Nous sommes deux semaines après l’annonce de l’embauche de José Manuel Barroso par Goldmans Sachs, et toujours aucune réaction du luxembourgeois. La salle de presse bruxelloise a pourtant passé 45 minutes, lundi 11 juillet, a tenté d’arracher une prise de position à son porte-parole, rien. La Commission s’est réfugiée derrière son langage juridique et son prétendu code de bonne conduite.

La politisation de l’institution, prônée par Juncker depuis 2014, est morte ce jour là.

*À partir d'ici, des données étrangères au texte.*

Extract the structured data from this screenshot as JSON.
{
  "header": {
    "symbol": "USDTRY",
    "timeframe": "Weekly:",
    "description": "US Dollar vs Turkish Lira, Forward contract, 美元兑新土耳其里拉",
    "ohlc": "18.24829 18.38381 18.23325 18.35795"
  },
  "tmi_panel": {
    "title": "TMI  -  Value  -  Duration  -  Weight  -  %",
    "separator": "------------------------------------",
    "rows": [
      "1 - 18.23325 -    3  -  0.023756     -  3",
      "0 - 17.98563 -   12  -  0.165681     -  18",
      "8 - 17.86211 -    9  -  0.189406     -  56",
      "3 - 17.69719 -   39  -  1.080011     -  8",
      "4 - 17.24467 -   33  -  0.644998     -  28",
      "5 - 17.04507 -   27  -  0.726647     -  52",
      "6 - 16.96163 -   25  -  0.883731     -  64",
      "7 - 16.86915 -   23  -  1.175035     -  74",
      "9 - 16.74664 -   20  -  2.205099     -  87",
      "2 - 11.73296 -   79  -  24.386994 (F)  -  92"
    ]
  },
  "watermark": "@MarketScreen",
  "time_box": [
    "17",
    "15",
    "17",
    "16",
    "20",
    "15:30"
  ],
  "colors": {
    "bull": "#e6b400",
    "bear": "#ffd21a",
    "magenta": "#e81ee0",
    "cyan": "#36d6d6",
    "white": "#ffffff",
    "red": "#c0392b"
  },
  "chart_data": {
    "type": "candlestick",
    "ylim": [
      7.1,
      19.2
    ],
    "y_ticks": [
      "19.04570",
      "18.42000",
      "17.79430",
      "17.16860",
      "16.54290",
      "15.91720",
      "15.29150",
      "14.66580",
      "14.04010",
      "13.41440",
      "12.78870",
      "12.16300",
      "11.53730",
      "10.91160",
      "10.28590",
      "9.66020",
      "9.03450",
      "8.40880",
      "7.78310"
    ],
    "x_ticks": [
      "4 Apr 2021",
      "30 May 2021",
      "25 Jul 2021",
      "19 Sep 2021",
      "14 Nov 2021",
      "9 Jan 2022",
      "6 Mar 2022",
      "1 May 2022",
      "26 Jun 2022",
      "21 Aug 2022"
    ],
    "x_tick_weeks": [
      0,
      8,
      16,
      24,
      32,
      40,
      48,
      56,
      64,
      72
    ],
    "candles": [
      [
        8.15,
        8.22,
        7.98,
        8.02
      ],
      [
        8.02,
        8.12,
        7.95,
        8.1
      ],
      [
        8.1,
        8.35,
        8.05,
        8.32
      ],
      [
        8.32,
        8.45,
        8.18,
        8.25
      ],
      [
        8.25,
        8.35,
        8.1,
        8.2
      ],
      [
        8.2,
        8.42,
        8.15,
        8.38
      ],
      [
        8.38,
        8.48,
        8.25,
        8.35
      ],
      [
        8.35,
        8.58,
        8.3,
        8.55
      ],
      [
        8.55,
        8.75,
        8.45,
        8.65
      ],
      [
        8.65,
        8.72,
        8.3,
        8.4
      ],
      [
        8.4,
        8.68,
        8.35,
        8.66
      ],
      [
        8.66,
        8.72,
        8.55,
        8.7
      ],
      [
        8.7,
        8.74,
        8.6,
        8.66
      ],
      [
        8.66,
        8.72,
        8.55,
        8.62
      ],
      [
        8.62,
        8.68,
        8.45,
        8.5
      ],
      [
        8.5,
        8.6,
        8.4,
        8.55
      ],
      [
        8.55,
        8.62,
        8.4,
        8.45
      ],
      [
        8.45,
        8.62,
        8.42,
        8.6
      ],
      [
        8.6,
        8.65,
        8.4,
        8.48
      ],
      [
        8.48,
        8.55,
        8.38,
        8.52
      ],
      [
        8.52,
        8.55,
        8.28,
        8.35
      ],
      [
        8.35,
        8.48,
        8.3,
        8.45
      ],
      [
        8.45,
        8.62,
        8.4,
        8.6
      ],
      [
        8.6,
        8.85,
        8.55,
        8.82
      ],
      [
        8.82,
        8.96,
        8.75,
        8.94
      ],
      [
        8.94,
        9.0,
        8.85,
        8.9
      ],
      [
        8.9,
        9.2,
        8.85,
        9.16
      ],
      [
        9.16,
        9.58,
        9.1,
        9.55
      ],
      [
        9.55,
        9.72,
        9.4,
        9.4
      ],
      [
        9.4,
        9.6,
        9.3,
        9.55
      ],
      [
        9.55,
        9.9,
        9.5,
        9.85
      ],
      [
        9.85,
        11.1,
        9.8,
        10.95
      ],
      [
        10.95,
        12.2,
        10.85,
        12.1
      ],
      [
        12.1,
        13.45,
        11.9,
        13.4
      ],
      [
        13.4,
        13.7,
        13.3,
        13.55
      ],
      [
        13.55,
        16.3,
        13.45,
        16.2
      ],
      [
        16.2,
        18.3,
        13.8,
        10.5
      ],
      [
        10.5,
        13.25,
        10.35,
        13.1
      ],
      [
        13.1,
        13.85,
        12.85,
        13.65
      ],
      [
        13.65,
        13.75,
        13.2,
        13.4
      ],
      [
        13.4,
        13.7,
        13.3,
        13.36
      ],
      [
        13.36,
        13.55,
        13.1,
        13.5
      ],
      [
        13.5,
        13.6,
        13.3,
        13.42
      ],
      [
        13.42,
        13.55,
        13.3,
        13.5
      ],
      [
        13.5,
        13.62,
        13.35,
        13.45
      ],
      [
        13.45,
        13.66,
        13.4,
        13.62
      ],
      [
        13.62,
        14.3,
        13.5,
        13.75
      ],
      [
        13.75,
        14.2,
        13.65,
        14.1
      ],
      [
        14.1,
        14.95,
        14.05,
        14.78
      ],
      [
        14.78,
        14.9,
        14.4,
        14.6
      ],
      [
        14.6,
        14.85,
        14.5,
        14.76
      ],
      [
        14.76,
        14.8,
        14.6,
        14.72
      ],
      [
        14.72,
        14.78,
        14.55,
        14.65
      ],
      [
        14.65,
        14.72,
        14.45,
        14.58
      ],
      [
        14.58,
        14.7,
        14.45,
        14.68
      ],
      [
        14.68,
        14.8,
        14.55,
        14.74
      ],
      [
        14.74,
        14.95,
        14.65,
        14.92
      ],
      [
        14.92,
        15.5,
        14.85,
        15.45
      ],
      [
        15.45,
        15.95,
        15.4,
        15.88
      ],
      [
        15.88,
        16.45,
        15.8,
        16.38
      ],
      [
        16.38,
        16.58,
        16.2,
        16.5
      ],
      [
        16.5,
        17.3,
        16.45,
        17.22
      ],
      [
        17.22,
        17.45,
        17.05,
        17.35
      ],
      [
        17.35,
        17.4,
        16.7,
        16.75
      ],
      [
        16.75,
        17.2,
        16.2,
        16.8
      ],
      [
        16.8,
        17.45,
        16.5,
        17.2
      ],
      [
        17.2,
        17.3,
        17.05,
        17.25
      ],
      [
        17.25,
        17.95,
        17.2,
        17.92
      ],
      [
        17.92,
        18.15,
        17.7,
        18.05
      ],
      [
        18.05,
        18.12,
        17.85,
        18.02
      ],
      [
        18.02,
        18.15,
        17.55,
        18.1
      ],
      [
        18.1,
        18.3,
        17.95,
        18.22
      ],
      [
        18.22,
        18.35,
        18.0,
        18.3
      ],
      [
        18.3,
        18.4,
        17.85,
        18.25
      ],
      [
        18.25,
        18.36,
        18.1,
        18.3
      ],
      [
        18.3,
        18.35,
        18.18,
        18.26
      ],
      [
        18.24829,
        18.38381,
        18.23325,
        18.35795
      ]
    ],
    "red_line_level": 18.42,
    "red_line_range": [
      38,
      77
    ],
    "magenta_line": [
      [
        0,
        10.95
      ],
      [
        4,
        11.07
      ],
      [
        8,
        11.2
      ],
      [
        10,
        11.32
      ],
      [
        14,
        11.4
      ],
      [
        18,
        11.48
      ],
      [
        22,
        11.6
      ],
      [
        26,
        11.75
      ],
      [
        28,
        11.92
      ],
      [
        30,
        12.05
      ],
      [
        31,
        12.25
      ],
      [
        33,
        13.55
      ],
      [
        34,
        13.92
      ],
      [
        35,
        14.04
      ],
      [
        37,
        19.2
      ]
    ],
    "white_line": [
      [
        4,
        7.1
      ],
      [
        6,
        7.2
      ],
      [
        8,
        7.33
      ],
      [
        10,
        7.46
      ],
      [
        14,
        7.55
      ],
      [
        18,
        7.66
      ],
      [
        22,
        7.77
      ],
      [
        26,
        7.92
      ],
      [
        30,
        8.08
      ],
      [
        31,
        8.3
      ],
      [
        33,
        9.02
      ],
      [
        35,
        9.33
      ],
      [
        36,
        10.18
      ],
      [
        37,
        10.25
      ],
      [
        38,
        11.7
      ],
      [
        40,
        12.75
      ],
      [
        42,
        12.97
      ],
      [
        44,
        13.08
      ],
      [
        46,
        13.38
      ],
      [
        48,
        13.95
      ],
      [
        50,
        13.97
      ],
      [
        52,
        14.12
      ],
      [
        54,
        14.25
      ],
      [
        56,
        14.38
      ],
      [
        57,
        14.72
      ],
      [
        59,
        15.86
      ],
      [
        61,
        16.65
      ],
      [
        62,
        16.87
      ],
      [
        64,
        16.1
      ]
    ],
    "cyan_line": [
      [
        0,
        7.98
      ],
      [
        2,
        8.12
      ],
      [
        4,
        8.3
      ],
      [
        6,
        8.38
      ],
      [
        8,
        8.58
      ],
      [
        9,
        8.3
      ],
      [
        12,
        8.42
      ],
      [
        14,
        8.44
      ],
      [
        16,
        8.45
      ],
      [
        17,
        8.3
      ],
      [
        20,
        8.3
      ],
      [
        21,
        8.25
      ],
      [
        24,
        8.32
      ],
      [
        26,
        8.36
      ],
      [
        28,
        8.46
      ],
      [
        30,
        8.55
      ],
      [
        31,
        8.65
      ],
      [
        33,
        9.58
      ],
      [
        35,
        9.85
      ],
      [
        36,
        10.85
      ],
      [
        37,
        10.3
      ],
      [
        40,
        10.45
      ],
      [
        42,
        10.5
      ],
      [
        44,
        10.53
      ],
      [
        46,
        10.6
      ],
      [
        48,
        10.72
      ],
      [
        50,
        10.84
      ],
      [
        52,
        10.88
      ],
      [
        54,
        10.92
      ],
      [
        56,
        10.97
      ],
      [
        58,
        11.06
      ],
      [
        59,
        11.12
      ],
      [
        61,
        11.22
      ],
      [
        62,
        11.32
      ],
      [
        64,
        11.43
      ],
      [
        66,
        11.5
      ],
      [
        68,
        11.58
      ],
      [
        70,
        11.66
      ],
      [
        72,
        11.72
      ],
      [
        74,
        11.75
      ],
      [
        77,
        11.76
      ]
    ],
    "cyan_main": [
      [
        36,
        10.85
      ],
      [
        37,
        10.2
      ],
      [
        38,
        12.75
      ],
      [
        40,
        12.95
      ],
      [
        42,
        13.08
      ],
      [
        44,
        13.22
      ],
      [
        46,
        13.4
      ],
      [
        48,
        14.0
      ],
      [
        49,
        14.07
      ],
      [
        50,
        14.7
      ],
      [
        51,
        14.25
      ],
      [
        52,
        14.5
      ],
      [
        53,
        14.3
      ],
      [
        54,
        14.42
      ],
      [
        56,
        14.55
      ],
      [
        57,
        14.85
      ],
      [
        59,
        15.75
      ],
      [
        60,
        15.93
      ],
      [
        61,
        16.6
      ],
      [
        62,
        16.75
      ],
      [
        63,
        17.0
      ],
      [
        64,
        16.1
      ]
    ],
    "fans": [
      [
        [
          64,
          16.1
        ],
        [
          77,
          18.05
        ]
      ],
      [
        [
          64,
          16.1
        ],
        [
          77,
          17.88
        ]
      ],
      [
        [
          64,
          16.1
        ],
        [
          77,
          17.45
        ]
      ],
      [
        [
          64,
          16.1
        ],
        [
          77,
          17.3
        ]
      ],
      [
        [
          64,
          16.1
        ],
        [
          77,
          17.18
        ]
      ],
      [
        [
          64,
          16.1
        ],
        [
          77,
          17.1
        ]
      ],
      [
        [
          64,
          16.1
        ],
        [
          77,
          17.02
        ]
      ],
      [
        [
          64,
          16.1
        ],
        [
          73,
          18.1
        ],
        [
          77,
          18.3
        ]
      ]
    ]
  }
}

Fait nouveau, chez certains fonctionnaires européens, la grogne monte contre ceux censés les représenter. En échangeant avec deux d’entre eux, ils m’ont parlé du sentiment de “trahison” qui les gagnait.

“Ils sont en train de foutre en l’air ce qui nous appartient aussi” ont-ils précisé.

Le pessimisme sur l’avenir de l’UE n’est plus qu’une titraille pour quelques chroniques journalistiques, il gagne aussi le coeur de la machine.

Pour en avoir discuté avec un élu FN, eux par contre, se frottent déjà les mains. L’argument massue lors des débats sur l’UE lors de la présidentielle française est déjà prêt. Barroso. Paf. Même plus besoin pour eux d’avoir à s’expliquer sur les risques et dangers liés à leur projet de démantèlement unilatéral de l’UE.

Si sur quelque chose d’aussi symbolique que Goldmann Sachs, Juncker n’est pas capable de bouger, et que la France se contente d’un petit mot de mécontentement de son secrétaire d’Etat aux affaires européennes, qu’espérer pour le reste ? Qu’espérer de cette génération au pouvoir à Paris et Bruxelles ? Elle y a accédé au milieu des années 80, n’a plus rien à proposer depuis longtemps si ce n’est leur propre personne, maquillée par d’habiles pro de la communication. Le monde s’agite, alors qu’ils sont en plein crise de somnambulisme.

Le pire ne se développe pas uniquement du fait de ses prometteurs ou des opportunistes, mais aussi car ceux censés lui barrer le passage refusent de prendre conscience des nécessités qu’impose notre époque, refusent de changer pour s’y adapter, refusent de prendre leurs responsabilités.